Here's the plan: we build AI, it shows us how to do sixth finger.
 
9:05 PM
to pick a contemporary example, it's the difference between being Steve Jobs (have a vision, convince people to invest, and prove that it could be accomplished) and Elizabeth Holes (have a vision, convince people to invest, and utterly fail to overcome the many practical problems)

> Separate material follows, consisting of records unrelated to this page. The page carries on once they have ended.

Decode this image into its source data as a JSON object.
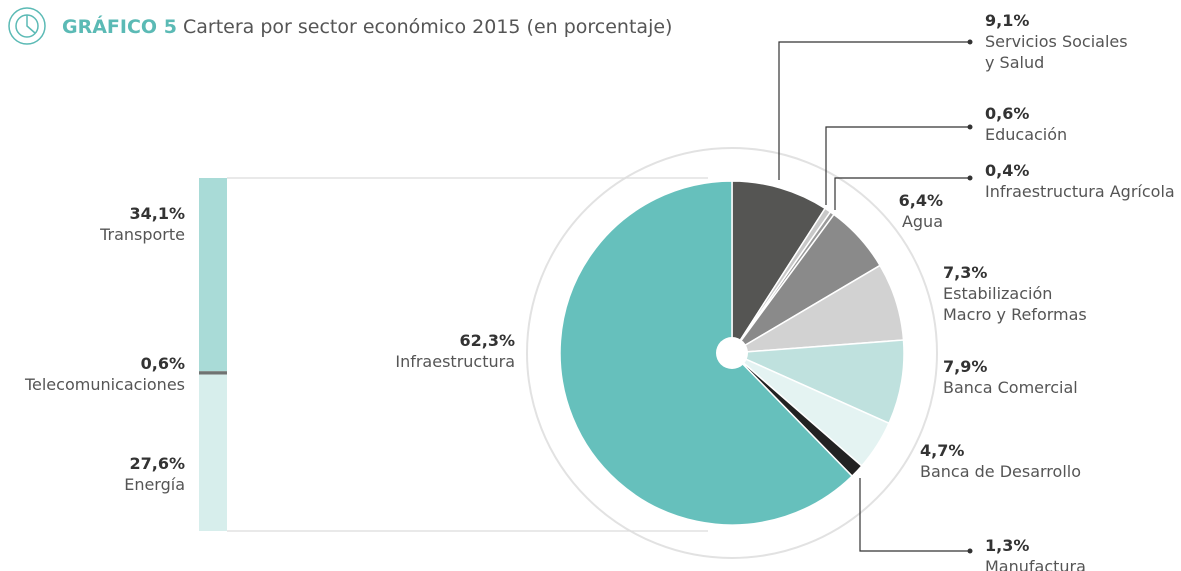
{
  "chart_data": {
    "type": "pie",
    "figure_label": "GRÁFICO 5",
    "title": "Cartera por sector económico 2015 (en porcentaje)",
    "categories": [
      "Servicios Sociales\ny Salud",
      "Educación",
      "Infraestructura Agrícola",
      "Agua",
      "Estabilización\nMacro y Reformas",
      "Banca Comercial",
      "Banca de Desarrollo",
      "Manufactura",
      "Infraestructura"
    ],
    "values": [
      9.1,
      0.6,
      0.4,
      6.4,
      7.3,
      7.9,
      4.7,
      1.3,
      62.3
    ],
    "value_labels": [
      "9,1%",
      "0,6%",
      "0,4%",
      "6,4%",
      "7,3%",
      "7,9%",
      "4,7%",
      "1,3%",
      "62,3%"
    ],
    "colors": [
      "#555553",
      "#c8c8c8",
      "#9a9a9a",
      "#8a8a8a",
      "#d2d2d2",
      "#bfe1de",
      "#e4f3f2",
      "#222222",
      "#66c0bc"
    ],
    "breakdown": {
      "categories": [
        "Transporte",
        "Telecomunicaciones",
        "Energía"
      ],
      "values": [
        34.1,
        0.6,
        27.6
      ],
      "value_labels": [
        "34,1%",
        "0,6%",
        "27,6%"
      ],
      "colors": [
        "#a9dbd7",
        "#6f7372",
        "#d7eeec"
      ]
    }
  }
}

Obviously that is a very broad gloss on the Theranos saga. But the whole vision there was predicated on blood-testing becoming "table-top" when that was simply not a viable goal
Some things are complicated in a way that's simply irreducible.
 
@NovaliumCompany "according to our current knowledge and we might be wrong" is implicit in every human claim. If you insist that "we can't really know anything" because of that, you're only correct because you use a different meaning of the word "know" than anyone else, and that's bad for communication. E.g. given the track record of the principle of conservation of energy, I know that free energy is in principle impossible.
 
@ACuriousMind at the very least, you'd be incredibly reluctant to invest a dime into a proposal to produce it.
 
If you think that second sentence wrong, you're either actively disbelieving the foundations of modern physics, or you're just playing word games about what "know" means.
 
ur right, we don't really know anything and we don't know what it means to know.

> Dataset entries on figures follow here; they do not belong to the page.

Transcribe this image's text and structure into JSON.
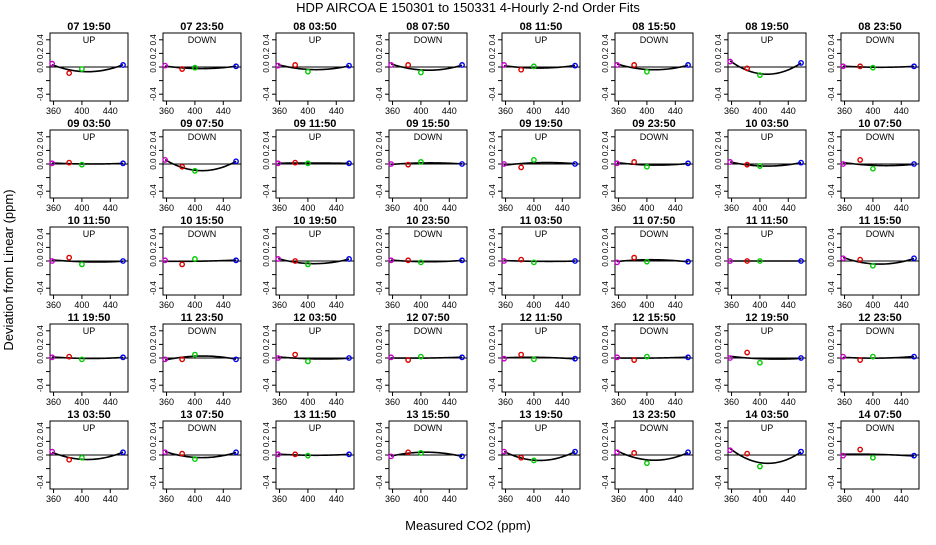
{
  "chart_data": {
    "type": "scatter",
    "title": "HDP   AIRCOA E   150301 to 150331   4-Hourly 2-nd Order Fits",
    "xlabel": "Measured CO2 (ppm)",
    "ylabel": "Deviation from Linear (ppm)",
    "xlim": [
      355,
      465
    ],
    "ylim": [
      -0.5,
      0.5
    ],
    "xticks": [
      360,
      400,
      440
    ],
    "xtick_labels": [
      "360",
      "400",
      "440"
    ],
    "yticks": [
      -0.4,
      -0.2,
      0.0,
      0.2,
      0.4
    ],
    "ytick_labels": [
      "-0.4",
      "",
      "0.0",
      "0.2",
      "0.4"
    ],
    "x_points": [
      358,
      382,
      400,
      458
    ],
    "point_colors": [
      "#cc00cc",
      "#dd0000",
      "#00cc00",
      "#0000ee"
    ],
    "panels": [
      {
        "title": "07 19:50",
        "label": "UP",
        "y": [
          0.05,
          -0.09,
          -0.03,
          0.03
        ]
      },
      {
        "title": "07 23:50",
        "label": "DOWN",
        "y": [
          0.02,
          -0.03,
          -0.01,
          0.01
        ]
      },
      {
        "title": "08 03:50",
        "label": "UP",
        "y": [
          0.02,
          0.03,
          -0.07,
          0.02
        ]
      },
      {
        "title": "08 07:50",
        "label": "DOWN",
        "y": [
          0.03,
          0.03,
          -0.08,
          0.03
        ]
      },
      {
        "title": "08 11:50",
        "label": "UP",
        "y": [
          0.03,
          -0.04,
          0.01,
          0.02
        ]
      },
      {
        "title": "08 15:50",
        "label": "DOWN",
        "y": [
          0.03,
          0.03,
          -0.07,
          0.03
        ]
      },
      {
        "title": "08 19:50",
        "label": "UP",
        "y": [
          0.08,
          -0.02,
          -0.12,
          0.06
        ]
      },
      {
        "title": "08 23:50",
        "label": "DOWN",
        "y": [
          0.01,
          0.01,
          -0.01,
          0.01
        ]
      },
      {
        "title": "09 03:50",
        "label": "UP",
        "y": [
          0.01,
          0.02,
          -0.01,
          0.01
        ]
      },
      {
        "title": "09 07:50",
        "label": "DOWN",
        "y": [
          0.06,
          -0.04,
          -0.1,
          0.04
        ]
      },
      {
        "title": "09 11:50",
        "label": "UP",
        "y": [
          0.01,
          0.02,
          0.01,
          0.01
        ]
      },
      {
        "title": "09 15:50",
        "label": "DOWN",
        "y": [
          0.0,
          -0.01,
          0.03,
          0.0
        ]
      },
      {
        "title": "09 19:50",
        "label": "UP",
        "y": [
          0.0,
          -0.05,
          0.06,
          0.0
        ]
      },
      {
        "title": "09 23:50",
        "label": "DOWN",
        "y": [
          0.01,
          0.03,
          -0.04,
          0.01
        ]
      },
      {
        "title": "10 03:50",
        "label": "UP",
        "y": [
          0.03,
          -0.01,
          -0.03,
          0.02
        ]
      },
      {
        "title": "10 07:50",
        "label": "DOWN",
        "y": [
          0.0,
          0.06,
          -0.07,
          0.0
        ]
      },
      {
        "title": "10 11:50",
        "label": "UP",
        "y": [
          0.0,
          0.05,
          -0.05,
          0.0
        ]
      },
      {
        "title": "10 15:50",
        "label": "DOWN",
        "y": [
          0.01,
          -0.05,
          0.03,
          0.01
        ]
      },
      {
        "title": "10 19:50",
        "label": "UP",
        "y": [
          0.03,
          0.0,
          -0.05,
          0.03
        ]
      },
      {
        "title": "10 23:50",
        "label": "DOWN",
        "y": [
          0.01,
          0.01,
          -0.02,
          0.01
        ]
      },
      {
        "title": "11 03:50",
        "label": "UP",
        "y": [
          0.0,
          0.02,
          -0.02,
          0.0
        ]
      },
      {
        "title": "11 07:50",
        "label": "DOWN",
        "y": [
          -0.02,
          0.05,
          -0.01,
          -0.01
        ]
      },
      {
        "title": "11 11:50",
        "label": "UP",
        "y": [
          0.0,
          0.0,
          0.0,
          0.0
        ]
      },
      {
        "title": "11 15:50",
        "label": "DOWN",
        "y": [
          0.04,
          0.02,
          -0.07,
          0.04
        ]
      },
      {
        "title": "11 19:50",
        "label": "UP",
        "y": [
          0.01,
          0.02,
          -0.02,
          0.01
        ]
      },
      {
        "title": "11 23:50",
        "label": "DOWN",
        "y": [
          -0.02,
          -0.02,
          0.05,
          -0.02
        ]
      },
      {
        "title": "12 03:50",
        "label": "UP",
        "y": [
          0.0,
          0.05,
          -0.05,
          0.0
        ]
      },
      {
        "title": "12 07:50",
        "label": "DOWN",
        "y": [
          0.01,
          -0.03,
          0.02,
          0.01
        ]
      },
      {
        "title": "12 11:50",
        "label": "UP",
        "y": [
          -0.01,
          0.05,
          -0.02,
          -0.01
        ]
      },
      {
        "title": "12 15:50",
        "label": "DOWN",
        "y": [
          0.01,
          -0.03,
          0.02,
          0.01
        ]
      },
      {
        "title": "12 19:50",
        "label": "UP",
        "y": [
          0.0,
          0.08,
          -0.07,
          0.0
        ]
      },
      {
        "title": "12 23:50",
        "label": "DOWN",
        "y": [
          0.02,
          -0.03,
          0.02,
          0.02
        ]
      },
      {
        "title": "13 03:50",
        "label": "UP",
        "y": [
          0.05,
          -0.07,
          -0.04,
          0.04
        ]
      },
      {
        "title": "13 07:50",
        "label": "DOWN",
        "y": [
          0.04,
          0.02,
          -0.06,
          0.04
        ]
      },
      {
        "title": "13 11:50",
        "label": "UP",
        "y": [
          0.01,
          0.01,
          -0.01,
          0.01
        ]
      },
      {
        "title": "13 15:50",
        "label": "DOWN",
        "y": [
          -0.02,
          0.04,
          0.03,
          -0.02
        ]
      },
      {
        "title": "13 19:50",
        "label": "UP",
        "y": [
          0.05,
          -0.04,
          -0.08,
          0.05
        ]
      },
      {
        "title": "13 23:50",
        "label": "DOWN",
        "y": [
          0.04,
          0.03,
          -0.12,
          0.04
        ]
      },
      {
        "title": "14 03:50",
        "label": "UP",
        "y": [
          0.07,
          0.02,
          -0.17,
          0.05
        ]
      },
      {
        "title": "14 07:50",
        "label": "DOWN",
        "y": [
          -0.01,
          0.08,
          -0.04,
          -0.01
        ]
      }
    ]
  }
}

world's a messed up place.
we can sit here and pretend to be smart and philosophical and use complicated words but in the end, we don't "know" anything, or even that claim could be "wrong"

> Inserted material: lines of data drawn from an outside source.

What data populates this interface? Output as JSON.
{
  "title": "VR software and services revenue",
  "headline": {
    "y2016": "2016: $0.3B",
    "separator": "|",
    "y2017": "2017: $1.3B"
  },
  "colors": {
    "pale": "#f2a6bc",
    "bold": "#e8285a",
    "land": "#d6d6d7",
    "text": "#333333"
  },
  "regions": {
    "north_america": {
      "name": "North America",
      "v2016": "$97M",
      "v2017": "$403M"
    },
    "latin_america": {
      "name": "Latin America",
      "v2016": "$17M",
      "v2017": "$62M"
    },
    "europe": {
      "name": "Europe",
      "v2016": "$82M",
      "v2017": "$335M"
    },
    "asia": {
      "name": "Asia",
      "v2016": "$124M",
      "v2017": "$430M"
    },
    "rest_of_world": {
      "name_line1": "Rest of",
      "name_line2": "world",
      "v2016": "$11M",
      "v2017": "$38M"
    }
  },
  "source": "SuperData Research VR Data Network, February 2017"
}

many people here are trying to use complicated words and twist their sentences because it gives them the feeling they are smart. That's sad
Many people do and have done that I don't know why.
 
9:22 PM
I think people would just prefer to work on things that actually seem, y'know, possible
 
You can use simple sentences and people will understand you fine. After all that's the goal of language, not to boost your social status
@Semiclassical yep
 
life is short enough that I'd rather work on possible things than impossible ones
 
@Semiclassical You never know when you might achieve a breakthrough that will make the "impossible" possible.
I'mma sleep, friday tomorrow. #jumanji2 #excited
 
yes, well, there's a lot of things people could work on
 
#hashtag
 
9:24 PM
and if someone wants to spend time doing so, great
 
Jumaaanjiiii it's the jungle inside your soul
 
but don't expect to convince others that you're doing something useful if you work on something which has no theoretical basis
 
somewhere deep inside at the end of the woooorld
@Semiclassical true, but honestly, people are easily manipulated
most of them just do what others are doing, like sheep
 
yes, and a lot of that manipulation is precisely people trying to convince others to invest irrationally
again, the Theranos example.
 
yeah
k i'mma sleep, thx for the time guyz
 
9:28 PM
night
 
@NovaliumCompany Things aren't good or bad because others do them. Just doing something different isn't either. Thoughtless non-conformism is just as bad as thoughtless conformism.
 
obligatory TS Eliot quote: "Disillusion can become itself an illusion, if we rest in it"
 
 
2 hours later…
11:46 PM
@AaronStevens That was actually tested recently: meta.stackoverflow.com/q/390178
 
@Rishi Welcome back :) (if you've never been here before and the user name is just a coincidence, ignore me)
 
@ACuriousMind Hehe yeah, I figured I can control how much time I spend here now : P
 
Heh, the danger of procrastination is real. That why I don't access SE from work :P
 
I, on the other hand, didn't take enough courses in my first semester of college so I ended up with way too much free time on my hands.
 
No such thing as too much free time as a student ;P Enjoy it while it lasts!